Tegoroczny marsz był przerostem formy nad treścią, a raczej formą niemal bez treści. Na początku wygłoszone zostało jedno, dość chaotyczne wystąpienie w imieniu organizatorów. Było pozbawione przekazu poza informacjami organizacyjnymi. Może to i lepiej, gdyż powtórzenie haseł z bełkotliwego opisu wydarzenia okazałoby się jeszcze gorsze. W trakcie całego przemarszu z kilku samochodów z platformami płynęła nieprzerwanie muzyka.
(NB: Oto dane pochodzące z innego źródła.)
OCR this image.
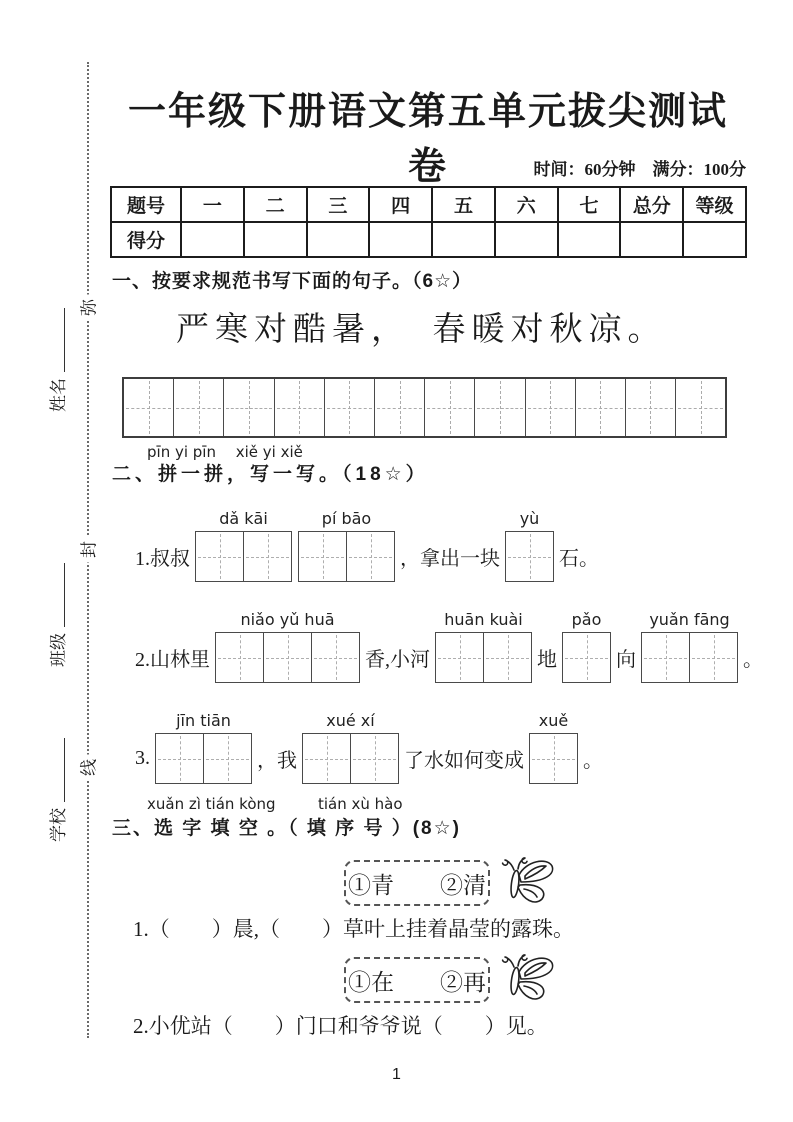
姓名
班级
学校
弥
封
线
一年级下册语文第五单元拔尖测试卷	时间：60分钟　满分：100分
题号	一	二	三	四	五	六	七	总分	等级
得分									
一、按要求规范书写下面的句子。（6☆）
严寒对酷暑，　春暖对秋凉。
pīn yi pīn　 xiě yi xiě
二、拼一拼，写一写。（18☆）
1.叔叔
dǎ kāi	pí bāo
，拿出一块
yù
石。
2.山林里
niǎo yǔ huā
香,小河
huān kuài
地
pǎo
向
yuǎn fāng
。
3.
jīn tiān
，我
xué xí
了水如何变成
xuě
。
xuǎn zì tián kòng	tián xù hào
三、选 字 填 空 。（ 填 序 号 ）(8☆)
①青　　②清
1.（　　）晨,（　　）草叶上挂着晶莹的露珠。
①在　　②再
2.小优站（　　）门口和爷爷说（　　）见。
1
Przypomina się stereotypowy opis z liberalnych mediów „przez miasto przeszedł kolorowy korowód demonstrantów”. Organizatorzy nawet na chwilę nie przerwali party, aby pozwolić na powiedzenie kilku słów. Jedyne dobre wystąpienie zostało wygłoszone przez tubę, w ramach lewicowego czerwonego bloku i słyszalne tylko w promieniu kilkunastu metrów, ponieważ zagłuszała je zbyt głośna muzyka płynąca z głośników na samochodzie.
Formuła była więc hermetyczna, sprawiająca, że przyglądający się demonstracji przechodnie postrzegali ją jako „pochód dziwolągów”, ewentualnie uliczny karnawał.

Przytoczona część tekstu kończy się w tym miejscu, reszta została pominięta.